Глава 19
По законам военного времени
Район Шлиссенгарда, Восточная Пруссия, 13 июня 1943 г.
Ночи в Восточной Пруссии вроде бы и напоминали родные советские, но все же чем-то неуловимым отличались. Казалось бы, и тишина та же, и темень, изредка стрекочут насекомые и переговариваются лесные птички, земля отдыхает от праведных и грязных делишек разномастного люда, природа засыпает или делает вид, что отдыхает… Но разведчики, засланные Судоплатовым в глубокий тыл врага, считали все здесь чужим. Потому и относились к местной флоре и обычаям аборигенов по-особому. Жестковато. Может быть, следуя законам военного времени? Так думали они, в это пытался уверовать и Сергачев, бывший гражданский, а теперь боец РДГ, промышляющей за линией фронта в целях выполнения секретной операции.

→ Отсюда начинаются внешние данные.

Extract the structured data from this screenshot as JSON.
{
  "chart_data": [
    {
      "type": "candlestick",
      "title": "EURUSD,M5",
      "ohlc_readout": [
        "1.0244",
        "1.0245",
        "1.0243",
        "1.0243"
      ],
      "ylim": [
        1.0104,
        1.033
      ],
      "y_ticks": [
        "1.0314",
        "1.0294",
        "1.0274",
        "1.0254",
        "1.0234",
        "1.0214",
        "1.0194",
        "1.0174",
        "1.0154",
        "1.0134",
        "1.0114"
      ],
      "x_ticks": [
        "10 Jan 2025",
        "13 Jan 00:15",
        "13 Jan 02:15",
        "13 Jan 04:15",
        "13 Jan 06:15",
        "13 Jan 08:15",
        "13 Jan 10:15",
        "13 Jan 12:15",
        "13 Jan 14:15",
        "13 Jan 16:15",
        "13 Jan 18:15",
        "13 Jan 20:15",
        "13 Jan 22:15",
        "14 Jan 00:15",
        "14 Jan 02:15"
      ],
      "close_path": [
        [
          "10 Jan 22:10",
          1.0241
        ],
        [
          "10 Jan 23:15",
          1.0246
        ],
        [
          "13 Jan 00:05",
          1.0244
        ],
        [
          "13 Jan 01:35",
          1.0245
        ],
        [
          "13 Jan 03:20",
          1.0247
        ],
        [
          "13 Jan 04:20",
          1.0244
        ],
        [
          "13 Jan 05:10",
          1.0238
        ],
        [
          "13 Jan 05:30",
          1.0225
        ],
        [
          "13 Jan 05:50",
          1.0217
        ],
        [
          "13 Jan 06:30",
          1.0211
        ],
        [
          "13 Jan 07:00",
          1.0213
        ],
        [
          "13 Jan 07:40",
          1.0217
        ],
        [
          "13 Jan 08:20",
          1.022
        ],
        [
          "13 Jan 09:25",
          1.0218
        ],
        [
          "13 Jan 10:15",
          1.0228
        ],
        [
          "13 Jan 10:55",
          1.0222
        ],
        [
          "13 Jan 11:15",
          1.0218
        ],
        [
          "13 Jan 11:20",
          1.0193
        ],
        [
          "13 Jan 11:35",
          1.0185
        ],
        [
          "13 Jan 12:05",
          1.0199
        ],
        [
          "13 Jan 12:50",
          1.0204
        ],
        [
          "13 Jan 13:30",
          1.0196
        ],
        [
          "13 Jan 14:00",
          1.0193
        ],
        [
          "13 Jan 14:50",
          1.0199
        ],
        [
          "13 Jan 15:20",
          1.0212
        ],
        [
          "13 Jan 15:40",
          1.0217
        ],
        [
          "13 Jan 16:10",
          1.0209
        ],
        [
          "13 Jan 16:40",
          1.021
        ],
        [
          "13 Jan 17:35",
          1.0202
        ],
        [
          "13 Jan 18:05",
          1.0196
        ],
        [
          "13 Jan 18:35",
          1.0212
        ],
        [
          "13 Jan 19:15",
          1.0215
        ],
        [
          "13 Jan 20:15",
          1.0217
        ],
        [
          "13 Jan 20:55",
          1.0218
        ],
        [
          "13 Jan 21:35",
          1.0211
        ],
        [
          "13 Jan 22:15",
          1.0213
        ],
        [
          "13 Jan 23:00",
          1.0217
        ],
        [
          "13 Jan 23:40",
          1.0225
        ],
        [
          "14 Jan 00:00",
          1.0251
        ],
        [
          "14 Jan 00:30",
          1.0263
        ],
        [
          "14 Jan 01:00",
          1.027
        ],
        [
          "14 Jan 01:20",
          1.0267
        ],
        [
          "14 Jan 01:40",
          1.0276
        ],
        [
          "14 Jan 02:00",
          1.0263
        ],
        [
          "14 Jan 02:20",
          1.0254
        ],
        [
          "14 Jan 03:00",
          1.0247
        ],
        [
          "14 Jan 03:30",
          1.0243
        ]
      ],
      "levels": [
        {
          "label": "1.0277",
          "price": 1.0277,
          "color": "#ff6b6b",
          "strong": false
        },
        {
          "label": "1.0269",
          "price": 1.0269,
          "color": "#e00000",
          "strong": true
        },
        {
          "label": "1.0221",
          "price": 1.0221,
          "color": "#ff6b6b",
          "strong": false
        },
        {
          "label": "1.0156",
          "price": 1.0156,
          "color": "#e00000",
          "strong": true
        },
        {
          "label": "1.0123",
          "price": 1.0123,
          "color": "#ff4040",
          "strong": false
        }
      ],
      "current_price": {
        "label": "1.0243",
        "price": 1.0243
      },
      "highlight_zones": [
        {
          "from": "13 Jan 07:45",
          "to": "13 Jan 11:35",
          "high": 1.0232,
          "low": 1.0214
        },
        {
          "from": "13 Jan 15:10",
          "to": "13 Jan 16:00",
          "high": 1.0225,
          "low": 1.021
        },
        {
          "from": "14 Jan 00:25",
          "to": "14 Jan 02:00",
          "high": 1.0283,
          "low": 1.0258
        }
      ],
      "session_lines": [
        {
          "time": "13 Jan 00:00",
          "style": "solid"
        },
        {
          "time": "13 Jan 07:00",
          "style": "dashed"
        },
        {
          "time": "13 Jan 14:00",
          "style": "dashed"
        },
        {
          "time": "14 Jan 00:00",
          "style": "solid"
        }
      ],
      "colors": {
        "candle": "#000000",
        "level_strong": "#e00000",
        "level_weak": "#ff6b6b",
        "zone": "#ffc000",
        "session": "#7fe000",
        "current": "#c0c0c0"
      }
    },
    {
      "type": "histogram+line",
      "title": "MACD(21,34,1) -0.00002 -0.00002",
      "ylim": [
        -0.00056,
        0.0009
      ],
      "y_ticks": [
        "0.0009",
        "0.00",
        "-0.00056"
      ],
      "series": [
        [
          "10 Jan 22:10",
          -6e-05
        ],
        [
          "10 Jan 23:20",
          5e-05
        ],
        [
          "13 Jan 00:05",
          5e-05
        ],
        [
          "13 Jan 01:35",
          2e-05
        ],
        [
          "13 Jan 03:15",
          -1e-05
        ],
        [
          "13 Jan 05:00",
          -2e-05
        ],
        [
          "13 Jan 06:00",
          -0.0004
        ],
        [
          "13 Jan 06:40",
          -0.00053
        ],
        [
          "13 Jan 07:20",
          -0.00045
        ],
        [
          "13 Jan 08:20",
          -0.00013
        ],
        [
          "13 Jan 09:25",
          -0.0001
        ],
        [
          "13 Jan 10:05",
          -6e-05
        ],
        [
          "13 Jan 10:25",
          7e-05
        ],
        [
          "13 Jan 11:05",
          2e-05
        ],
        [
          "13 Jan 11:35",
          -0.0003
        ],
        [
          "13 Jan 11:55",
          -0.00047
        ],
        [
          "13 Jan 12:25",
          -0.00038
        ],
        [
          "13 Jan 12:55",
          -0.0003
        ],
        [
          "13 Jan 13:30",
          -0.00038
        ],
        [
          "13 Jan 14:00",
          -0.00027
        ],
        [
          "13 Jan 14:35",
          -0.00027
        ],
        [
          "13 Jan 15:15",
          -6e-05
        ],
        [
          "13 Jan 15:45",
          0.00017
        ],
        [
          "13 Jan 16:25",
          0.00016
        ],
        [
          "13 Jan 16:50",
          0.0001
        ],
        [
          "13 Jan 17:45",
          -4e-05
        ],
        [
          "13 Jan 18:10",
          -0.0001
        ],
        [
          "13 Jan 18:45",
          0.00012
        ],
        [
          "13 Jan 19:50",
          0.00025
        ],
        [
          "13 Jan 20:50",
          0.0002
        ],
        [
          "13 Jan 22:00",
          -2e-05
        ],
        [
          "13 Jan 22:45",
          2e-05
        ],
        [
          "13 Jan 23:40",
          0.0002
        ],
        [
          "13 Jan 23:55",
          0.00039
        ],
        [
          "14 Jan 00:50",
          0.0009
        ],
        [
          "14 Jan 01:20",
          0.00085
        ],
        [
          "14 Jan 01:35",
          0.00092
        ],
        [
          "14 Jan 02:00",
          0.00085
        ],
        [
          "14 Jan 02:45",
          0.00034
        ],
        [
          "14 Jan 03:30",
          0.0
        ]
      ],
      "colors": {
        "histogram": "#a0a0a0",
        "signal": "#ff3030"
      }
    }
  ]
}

Поэтому, когда товарищи без зазрения совести и со спокойствием на лицах начали мучить офицера младшего комсостава вермахта, предварительно раздев его и несколько раз жестко ударив, Сергачев скривился, хотел было отвернуться, но все же переборол свои сумбурные чувства гуманности к пленному и ненависти к нему же, к врагу. Он молчаливо созерцал сцену пыток «языка», больше поглядывая в сторону поля и петлявшей по нему дороги, где недавно Селезень напал один сразу на трех велосипедистов. Бойцы, видимо, замели следы схватки, спрятали двухколесный транспорт в густую траву или под стог сена, тела двух убитых гитлеровцев тоже «прибрали».
А теперь живой фриц мог позавидовать своим мертвым товарищам. Машков по очереди с Селезнем наносили болезненные удары в уязвимые точки офицера, на что даже радистка реагировала спокойно, пытаясь переводить всхлипы и междометия пленного.

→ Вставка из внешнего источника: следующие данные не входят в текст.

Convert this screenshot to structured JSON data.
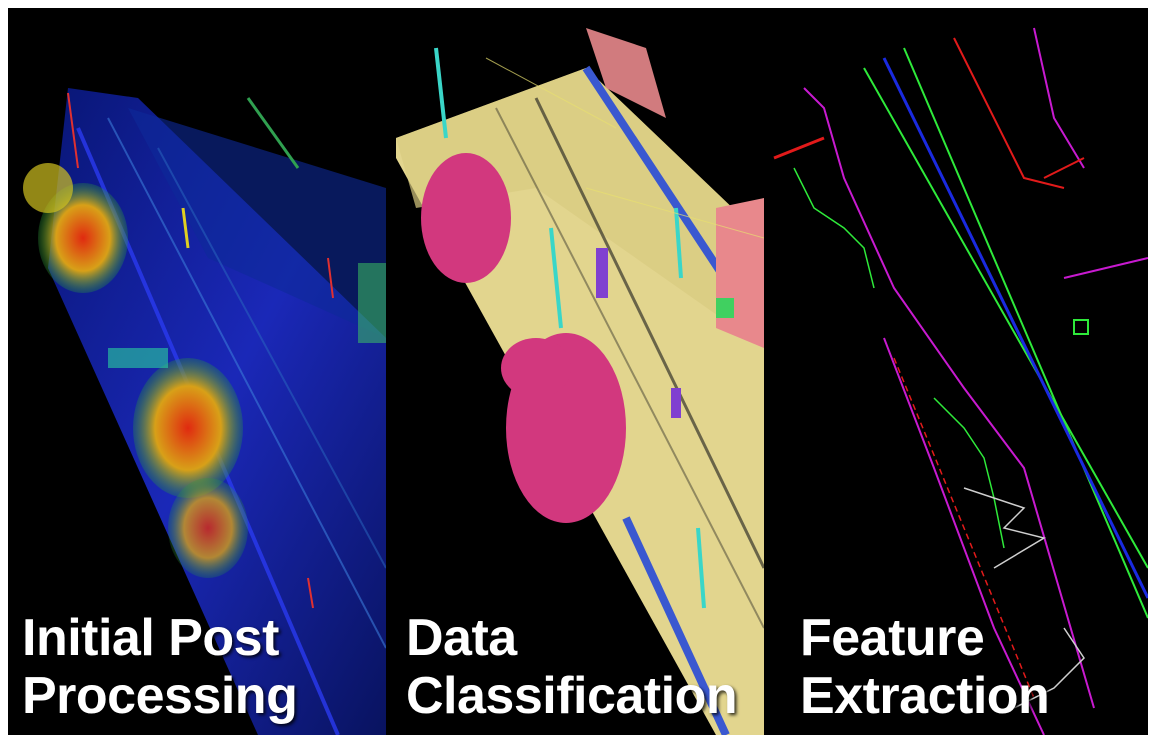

Рядом лежал ворох одежды всех трех немцев: два солдатских набора, один из которых носил следы крови от ножа, и форма унтер-офицера.
– Лизок, последний раз спрашиваю его, так и скажи этому чучелу… Последний раз! Мне нужны данные по дислокации и передвижке частей вермахта и СС в этой местности, от Ауловенена до Инстербурга. Какие задачи поставлены перед ними по поимке диверсантов, какие еще силы привлекли, кроме местного населения, какие есть «белые пятна», где можно пробраться? Слышали ли они о партизанах поблизости? Может, в Литве за Тильзитом есть горячие точки, где действуют партизаны? Пусть говорит правду, потому что пойдет с нами, и если мы встрянем – он умрет так больно, что сам будет проситься в ад. Мать его… Переводи, чего смотришь на меня?!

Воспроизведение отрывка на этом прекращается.